A question about primary/replica re-sync implementation

Let's say we have 3 replicas for one index shard and they have the following local op seqs:
node#1(primary) : 1, 2, 3, 4, 5, 6, 7, 8 (local checkpoint: 8, max seqNo: 8, global checkpoint: 5)
node#2(replica#1): 1, 2, 3, 4, 5, 7, 8 (local checkpoint: 5, max seqNo: 8, global checkpoint: 5)
node#3(replica#2): 1, 2, 3, 4, 5, 6, 7 (local checkpoint: 7, max seqNo: 7, global checkpoint: 5)

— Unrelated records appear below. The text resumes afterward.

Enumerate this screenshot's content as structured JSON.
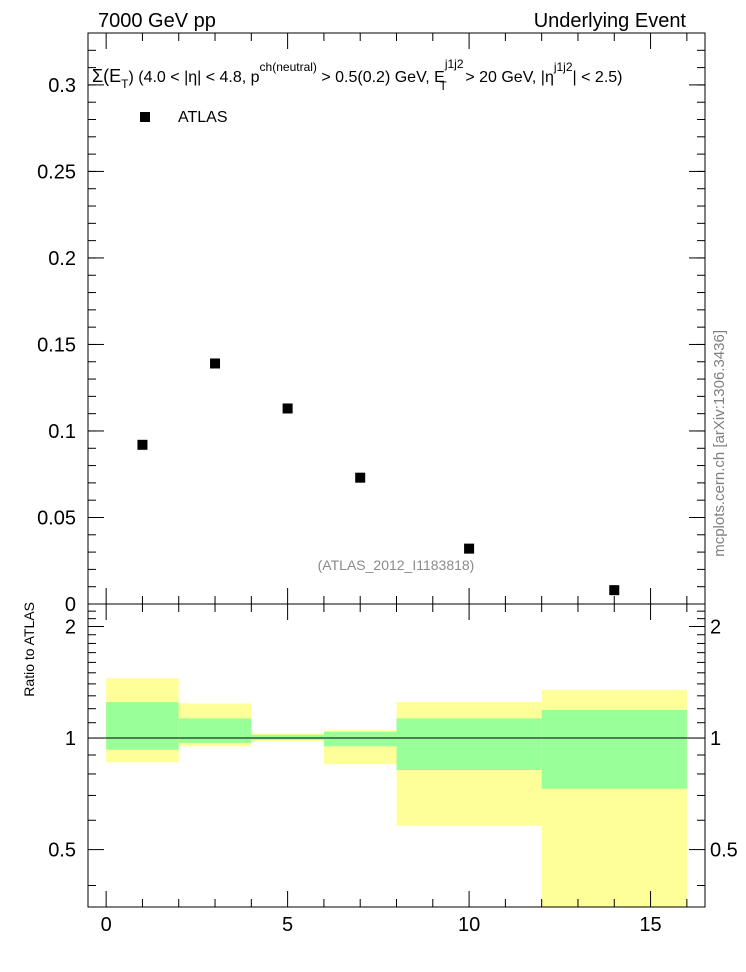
{
  "header": {
    "energy_label": "7000 GeV pp",
    "process_label": "Underlying Event"
  },
  "side_label": "mcplots.cern.ch [arXiv:1306.3436]",
  "analysis_tag": "(ATLAS_2012_I1183818)",
  "chart_data": [
    {
      "type": "scatter",
      "title_parts": {
        "main": "Σ(E",
        "main_sub": "T",
        "t1": ") (4.0 < |η| < 4.8, p",
        "t1_sup": "ch(neutral)",
        "t2": " > 0.5(0.2) GeV, E",
        "t2_sup": "j1j2",
        "t2_sub": "T",
        "t3": " > 20 GeV, |η",
        "t3_sup": "j1j2",
        "t4": "| < 2.5)"
      },
      "legend": {
        "entries": [
          "ATLAS"
        ],
        "placement": "top-left"
      },
      "xlim": [
        -0.5,
        16.5
      ],
      "ylim": [
        0,
        0.33
      ],
      "yticks": [
        {
          "v": 0,
          "label": "0"
        },
        {
          "v": 0.05,
          "label": "0.05"
        },
        {
          "v": 0.1,
          "label": "0.1"
        },
        {
          "v": 0.15,
          "label": "0.15"
        },
        {
          "v": 0.2,
          "label": "0.2"
        },
        {
          "v": 0.25,
          "label": "0.25"
        },
        {
          "v": 0.3,
          "label": "0.3"
        }
      ],
      "series": [
        {
          "name": "ATLAS",
          "color": "#000000",
          "marker": "square",
          "x": [
            1,
            3,
            5,
            7,
            10,
            14
          ],
          "y": [
            0.092,
            0.139,
            0.113,
            0.073,
            0.032,
            0.008
          ]
        }
      ]
    },
    {
      "type": "area",
      "ylabel": "Ratio to ATLAS",
      "xlim": [
        -0.5,
        16.5
      ],
      "ylim": [
        0.35,
        2.3
      ],
      "xticks": [
        {
          "v": 0,
          "label": "0"
        },
        {
          "v": 5,
          "label": "5"
        },
        {
          "v": 10,
          "label": "10"
        },
        {
          "v": 15,
          "label": "15"
        }
      ],
      "yticks": [
        {
          "v": 0.5,
          "label": "0.5"
        },
        {
          "v": 1,
          "label": "1"
        },
        {
          "v": 2,
          "label": "2"
        }
      ],
      "reference_line": 1,
      "bins": [
        {
          "lo": 0,
          "hi": 2,
          "yellow": [
            0.86,
            1.45
          ],
          "green": [
            0.93,
            1.25
          ]
        },
        {
          "lo": 2,
          "hi": 4,
          "yellow": [
            0.95,
            1.24
          ],
          "green": [
            0.97,
            1.13
          ]
        },
        {
          "lo": 4,
          "hi": 6,
          "yellow": [
            0.98,
            1.03
          ],
          "green": [
            0.99,
            1.02
          ]
        },
        {
          "lo": 6,
          "hi": 8,
          "yellow": [
            0.85,
            1.05
          ],
          "green": [
            0.95,
            1.04
          ]
        },
        {
          "lo": 8,
          "hi": 12,
          "yellow": [
            0.58,
            1.25
          ],
          "green": [
            0.82,
            1.13
          ]
        },
        {
          "lo": 12,
          "hi": 16,
          "yellow": [
            0.35,
            1.35
          ],
          "green": [
            0.73,
            1.19
          ]
        }
      ],
      "colors": {
        "yellow": "#ffff99",
        "green": "#99ff99"
      }
    }
  ]
}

Suppose node#1 crashed, and node#3(replica#2) is promoted to new primary. Then there will be a re-sync during which node#3 sends op 6 and 7 to node#2. Also for node#2, the re-sync would trim all its translog ops that are above max seqNo of node#3 (namely, seq 8 would be trimmed).

The question here is after re-sync, node#3 would only have changes from seq 1 to seq 7 in its local Lucene. However, node#2 would have the additional change of seq 8 (the translog trimming doesn't rollback the changes in lucene). So there could be data in-consistency between node#3 and node#2 in their lucenes after re-sync (though their translogs are consistent)。

Have I missed anything here?

@iamorchid When a replica detects the new primary, it will rollback its Lucene index, then recover locally up to the global checkpoint. In your example, operation #8 won't exist in the copy of node#2 after the primary-replica resync.

1 Like

Thanks for your reply. Do we have such logic also for 6.4.2 ? Currently, I'm looking at 6.4.2 implemenation (and didn't notice such logic so far). Not sure if this is added in newer version.

Hi @iamorchid,

It was implemented in 6.5.0 (see https://github.com/elastic/elasticsearch/pull/33473).